Ahora, la compañía Spases está buscándoles otro cometido. Estos días se está demostrando que conjugar el teletrabajo con la continuidad de un negocio no es tan sencillo como parece. Para cualquier empresa, en este momento es un desafío, ya que muy pocos negocios estaban preparados para afrontar con garantías la pandemia de la COVID-19 y sus consecuencias económicas.

Hay negocios que, por diversas razones, no pueden parar durante este periodo de confinamiento, y al mismo tiempo no pueden garantizar a sus empleados el teletrabajo.

Y desde el punto de vista de los trabajadores, no todos tienen la libertad de teletrabajar, ya sea porque no cuentan con el equipo necesario, o porque no disponen de un espacio o entorno tranquilo y productivo. Entonces, ¿cómo conseguir mantener la actividad empresarial, con un teletrabajo realmente productivo y seguro para la salud?

Aumentar la productividad de los trabajadores

La empresa canaria Spases está poniendo solución al problema, ofreciendo a las empresas que necesitan seguir trabajando, espacios de trabajo individuales en el mismo barrio en el que viven los empleados. Para ello, se utilizan pisos turísticos de la zona, procedentes de plataformas como Booking, Airbnb o Vrbo. El objetivo no es otro que aumentar la productividad de los empleados, garantizando así la supervivencia del negocio, pero sin poner en riesgo la salud.

Con esta solución, los trabajadores evitan el caos del hogar fácilmente, ya que pueden elegir un lugar que esté cerca de su casa, donde tendrán un espacio de trabajo, una silla cómoda, una buena conexión Wifi, auto-acceso al inmueble y una máquina de café.

Según explican los responsables de esta iniciativa, con Spases “queremos apoyar a los empleados durante la crisis más importante de las últimas décadas”. La oferta de Spaces se resume en cuatro puntos básicos.

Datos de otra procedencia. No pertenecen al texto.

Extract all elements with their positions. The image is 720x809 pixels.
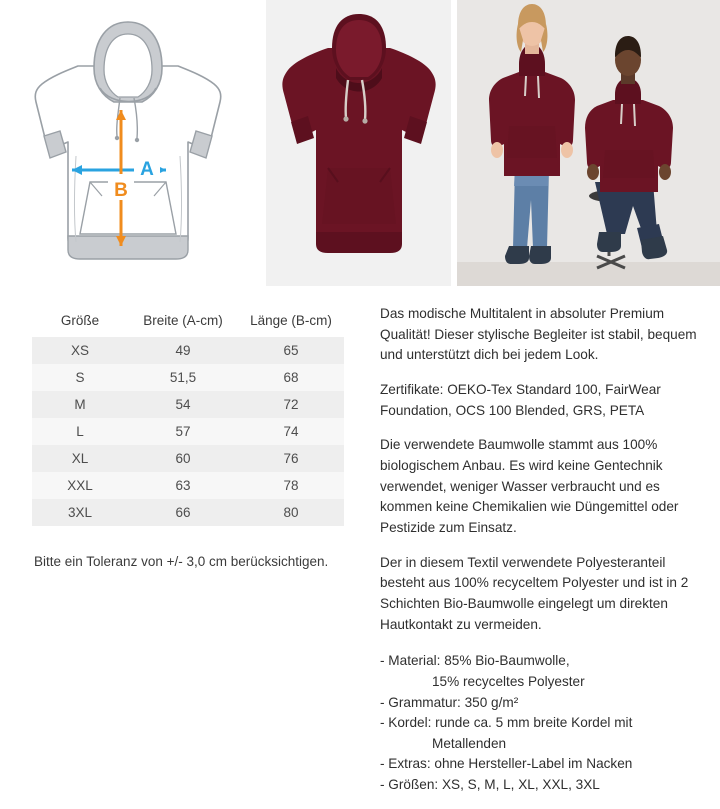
table-cell: XXL	[32, 472, 128, 499]
table-cell: XL	[32, 445, 128, 472]
table-cell: 80	[238, 499, 344, 526]
description-paragraph: Der in diesem Textil verwendete Polyesteranteil besteht aus 100% recyceltem Polyester und ist in 2 Schichten Bio-Baumwolle eingelegt um direkten Hautkontakt zu vermeiden.	[380, 554, 689, 632]
description-paragraph: Die verwendete Baumwolle stammt aus 100% biologischem Anbau. Es wird keine Gentechnik verwendet, weniger Wasser verbraucht und es kommen keine Chemikalien wie Düngemittel oder Pestizide zum Einsatz.	[380, 437, 679, 535]
model-photo-panel	[457, 0, 720, 286]
details-section	[0, 286, 720, 796]
certificates-paragraph: Zertifikate: OEKO-Tex Standard 100, FairWear Foundation, OCS 100 Blended, GRS, PETA	[380, 381, 661, 418]
table-row	[32, 418, 344, 445]
technical-drawing-panel	[0, 0, 260, 286]
burgundy-hoodie-image	[266, 0, 451, 286]
table-header-cell: Breite (A-cm)	[128, 304, 238, 337]
models-wearing-hoodies-image	[457, 0, 720, 286]
list-item-continuation	[380, 672, 702, 693]
table-cell: L	[32, 418, 128, 445]
table-cell: 78	[238, 472, 344, 499]
list-item-label: - Extras: ohne Hersteller-Label im Nacken	[380, 756, 633, 772]
table-header-cell: Länge (B-cm)	[238, 304, 344, 337]
table-cell: 60	[128, 445, 238, 472]
table-cell: M	[32, 391, 128, 418]
table-cell: 68	[238, 364, 344, 391]
table-cell: 76	[238, 445, 344, 472]
table-row	[32, 499, 344, 526]
list-item-sublabel: Metallenden	[432, 735, 507, 751]
list-item-label: - Material: 85% Bio-Baumwolle,	[380, 653, 570, 669]
table-cell: 65	[238, 337, 344, 364]
table-cell: 54	[128, 391, 238, 418]
table-cell: 72	[238, 391, 344, 418]
table-cell: 3XL	[32, 499, 128, 526]
list-item-sublabel: 15% recyceltes Polyester	[432, 673, 585, 689]
table-header-row	[32, 304, 344, 337]
description-column	[380, 304, 720, 796]
list-item	[380, 693, 702, 714]
list-item	[380, 713, 702, 734]
table-cell: 74	[238, 418, 344, 445]
table-row	[32, 337, 344, 364]
list-item	[380, 775, 702, 796]
table-row	[32, 391, 344, 418]
list-item-label: - Grammatur: 350 g/m²	[380, 694, 519, 710]
list-item	[380, 651, 702, 672]
table-cell: 51,5	[128, 364, 238, 391]
hoodie-technical-drawing	[16, 10, 246, 272]
tolerance-note: Bitte ein Toleranz von +/- 3,0 cm berücksichtigen.	[34, 554, 329, 569]
table-cell: 66	[128, 499, 238, 526]
table-row	[32, 364, 344, 391]
table-cell: 63	[128, 472, 238, 499]
list-item-label: - Kordel: runde ca. 5 mm breite Kordel mit	[380, 715, 633, 731]
table-header-cell: Größe	[32, 304, 128, 337]
specs-list	[380, 651, 702, 796]
list-item-label: - Größen: XS, S, M, L, XL, XXL, 3XL	[380, 777, 600, 793]
table-cell: 57	[128, 418, 238, 445]
table-cell: S	[32, 364, 128, 391]
table-cell: 49	[128, 337, 238, 364]
description-paragraph: Das modische Multitalent in absoluter Premium Qualität! Dieser stylische Begleiter ist stabil, bequem und unterstützt dich bei jedem Look.	[380, 306, 697, 363]
measure-b-label: B	[114, 180, 128, 201]
table-row	[32, 472, 344, 499]
measure-a-label: A	[140, 159, 154, 180]
table-row	[32, 445, 344, 472]
size-table	[32, 304, 344, 526]
table-cell: XS	[32, 337, 128, 364]
size-info-column	[0, 304, 380, 796]
product-photo-panel	[266, 0, 451, 286]
product-image-strip	[0, 0, 720, 286]
list-item	[380, 754, 702, 775]
list-item-continuation	[380, 734, 702, 755]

1. Un espacio, una persona

Cada espacio estará a salvo de la contaminación sanitaria y respetará el confinamiento. El anfitrión lo preparará todo, y no volverá a entrar en él hasta la salida del trabajador. No habrá limpieza (a menos que se solicite) durante el alquiler.

2. Cerca del hogar

Cada espacio estará cerca de la ubicación de su empleado durante el confinamiento. No conducirán, ni tomarán el transporte público, sólo necesitarán caminar a su oficina temporal desde su casa.

3. Oferta de servicios simples

Cada espacio tendrá un escritorio o mesa de trabajo, una silla cómoda, una buena conexión WiFi, entrada con auto-acceso y una máquina de café. El anfitrión proporcionará los suministros básicos para empezar (papel higiénico, jabón, café), pero no habrá recambios.

4. Precio único por ciudad

Cada espacio se usará para el mismo propósito, y tendrá el mismo precio. El precio será determinado por Spases considerando los precios normales de alquiler y las tarifas de las oficinas corporativas en el mercado.

“No es el momento de hacer millones. Por ello cobraremos una comisión del 20% a los clientes (empleadores)”, señalan. Esto se destinará a cubrir el coste de nuestro personal (producto e ingeniería, marketing, soporte y ventas), y cualquier beneficio extra se destinará a apoyar a los administradores de las propiedades y a los anfitriones particulares.